Tengo la sensación de que uno completa la figura y el contorno de Lili cuando está al piano, mezclando, exprimiendo y sobre todo jugando, no obedeciendo las reglas básicas de la música; logra unos sonidos tan incómodamente compatibles que lo lleva a uno a probar y tragar sin tiempo para digerir lo que nos da a los oídos. Diría que es parecido a cuando vamos a un restaurante de comidas de otras civilizaciones, el primer bocado, al ponérnoslo en la boca, es raro, emociona e irrita, nos da vergüenza y miedo; es clarísima y contradictoria, se equivoca y sin embargo tiene esa increíble impronta que la salva, y no sólo eso sino que nos divierte con sus errores repentinos en el teclado, errores que son producto de una pasión desbordada, de unos dedos mal domados que sin querer tocan como pulpos la tecla de al lado como queriendo abrazar al piano, a nosotros y a ella misma. Estoy seguro de que al piano le duele, pero si pudiera hablar nos diría que es ese dolor agradable como el de una herida cicatrizando.

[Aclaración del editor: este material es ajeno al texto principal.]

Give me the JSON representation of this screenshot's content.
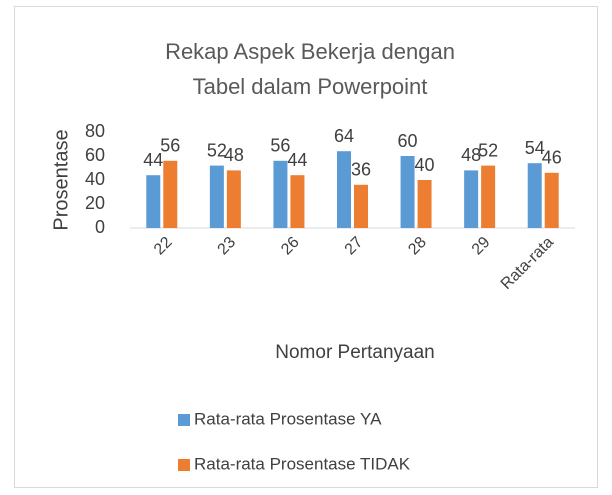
{
  "chart_data": {
    "type": "bar",
    "title": "Rekap Aspek Bekerja dengan Tabel dalam Powerpoint",
    "x_label": "Nomor Pertanyaan",
    "y_label": "Prosentase",
    "categories": [
      "22",
      "23",
      "26",
      "27",
      "28",
      "29",
      "Rata-rata"
    ],
    "series": [
      {
        "name": "Rata-rata Prosentase YA",
        "color": "#5b9bd5",
        "values": [
          44,
          52,
          56,
          64,
          60,
          48,
          54
        ]
      },
      {
        "name": "Rata-rata Prosentase TIDAK",
        "color": "#ed7d31",
        "values": [
          56,
          48,
          44,
          36,
          40,
          52,
          46
        ]
      }
    ],
    "ylim": [
      0,
      80
    ],
    "yticks": [
      0,
      20,
      40,
      60,
      80
    ],
    "grid": false,
    "legend": "bottom",
    "data_labels": true
  }
}
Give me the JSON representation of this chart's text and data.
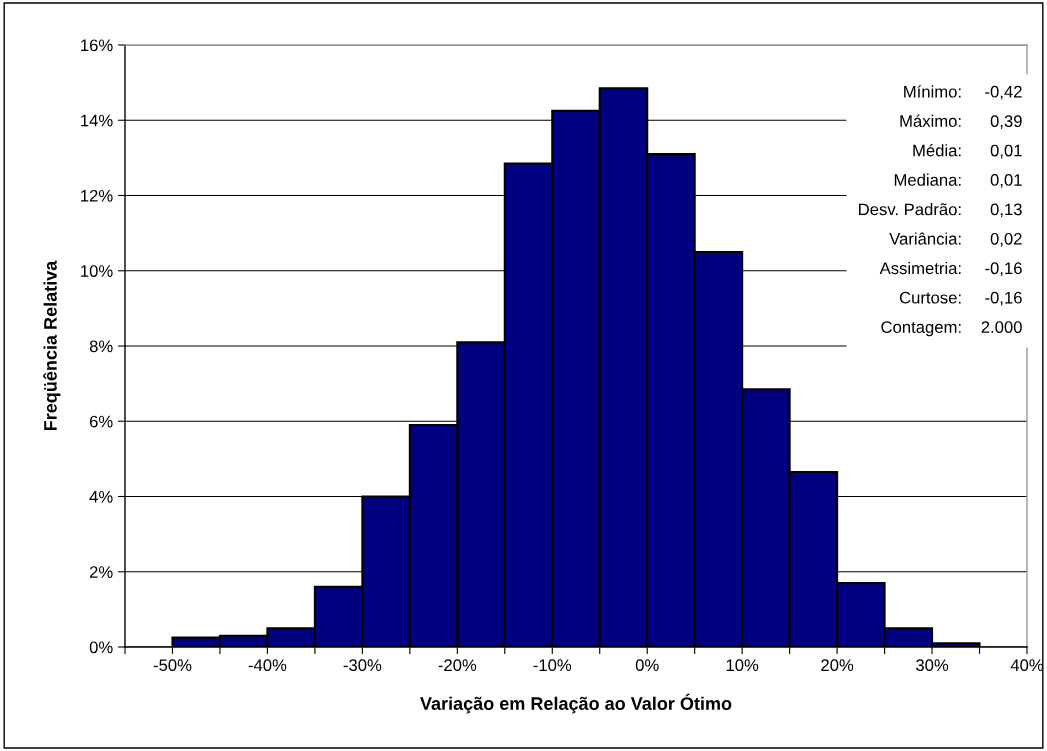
{
  "chart_data": {
    "type": "histogram",
    "xlabel": "Variação em Relação ao Valor Ótimo",
    "ylabel": "Freqüência Relativa",
    "bins": [
      -50,
      -45,
      -40,
      -35,
      -30,
      -25,
      -20,
      -15,
      -10,
      -5,
      0,
      5,
      10,
      15,
      20,
      25,
      30,
      35
    ],
    "values": [
      0.25,
      0.3,
      0.5,
      1.6,
      4.0,
      5.9,
      8.1,
      12.85,
      14.25,
      14.85,
      13.1,
      10.5,
      6.85,
      4.65,
      1.7,
      0.5,
      0.1
    ],
    "color": "#000080",
    "xlim": [
      -55,
      40
    ],
    "xticks": [
      {
        "value": -55,
        "label": null
      },
      {
        "value": -50,
        "label": "-50%"
      },
      {
        "value": -45,
        "label": null
      },
      {
        "value": -40,
        "label": "-40%"
      },
      {
        "value": -35,
        "label": null
      },
      {
        "value": -30,
        "label": "-30%"
      },
      {
        "value": -25,
        "label": null
      },
      {
        "value": -20,
        "label": "-20%"
      },
      {
        "value": -15,
        "label": null
      },
      {
        "value": -10,
        "label": "-10%"
      },
      {
        "value": -5,
        "label": null
      },
      {
        "value": 0,
        "label": "0%"
      },
      {
        "value": 5,
        "label": null
      },
      {
        "value": 10,
        "label": "10%"
      },
      {
        "value": 15,
        "label": null
      },
      {
        "value": 20,
        "label": "20%"
      },
      {
        "value": 25,
        "label": null
      },
      {
        "value": 30,
        "label": "30%"
      },
      {
        "value": 35,
        "label": null
      },
      {
        "value": 40,
        "label": "40%"
      }
    ],
    "ylim": [
      0,
      16
    ],
    "yticks": [
      {
        "value": 0,
        "label": "0%"
      },
      {
        "value": 2,
        "label": "2%"
      },
      {
        "value": 4,
        "label": "4%"
      },
      {
        "value": 6,
        "label": "6%"
      },
      {
        "value": 8,
        "label": "8%"
      },
      {
        "value": 10,
        "label": "10%"
      },
      {
        "value": 12,
        "label": "12%"
      },
      {
        "value": 14,
        "label": "14%"
      },
      {
        "value": 16,
        "label": "16%"
      }
    ],
    "grid": "y",
    "annotations": [
      "Mínimo: -0,42",
      "Máximo: 0,39",
      "Média: 0,01",
      "Mediana: 0,01",
      "Desv. Padrão: 0,13",
      "Variância: 0,02",
      "Assimetria: -0,16",
      "Curtose: -0,16",
      "Contagem: 2.000"
    ]
  }
}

A veces noto en Lili una engañadora, una ilusionista que, sin tener idea de lo que va a hacer, de pronto irrumpe en el escenario de corajuda nomás, y es brujería de pura cepa. No hay nadie allí tocando, subió y se fue, y dejó su fantasma, su subconciencia. Está en estado casi de autismo total. Impresiona, uno tiene ganas de llamar a la policía o a una ambulancia y a las dos cosas y ¡por qué no a los bomberos! No tiene derecho esta señora a hacer lo que nos hace porque después, cuando baja, ya no está. Me desperté del sueño con ella. Me ha pasado después de verla en la ceremonia con su piano, comentarle algo sobre lo ocurrido y me frustra ver que ya se fue, que es otra y ella, pero en otra materia, en otro estado. ¡Eh! ¡Lili, hey! ¿Hay alguien ahí? Llegaron los postres, el café y la cuenta, terminamos el vino, y no vino, no; la del escenario no vino. Puta que la parió, y yo que a veces soy tan cholulo y quería hablar con la del escenario, con la embrujadora, con la mala, la poetisa, la de los versos que aunque parezcan imposibles de rimar, esta turra malparida, curandera, los hacer rimar. Es capaz de decir: “Comer un huevo frito es un rito que siempre cumplo con Marito”. Lo dice cualquiera y es una pelotudez total; lo dice esta yegua y es gracioso, divertido, cariñoso y bello, por sobre todas las cosas. La detesto y la amo con pasión. Es una de las mezcladoras industriales que hacen que nos entendamos mejor, porque todos somos eso que nos mostró. Explicámelo, Lili, dale, ¿por qué no viniste a comer? Me miró con una mirada perdida y, sonriendo, hizo un ruidito casi de un bebé; mientras sonreía socarronamente, el monstruo de la Felipe me mató y me revivió.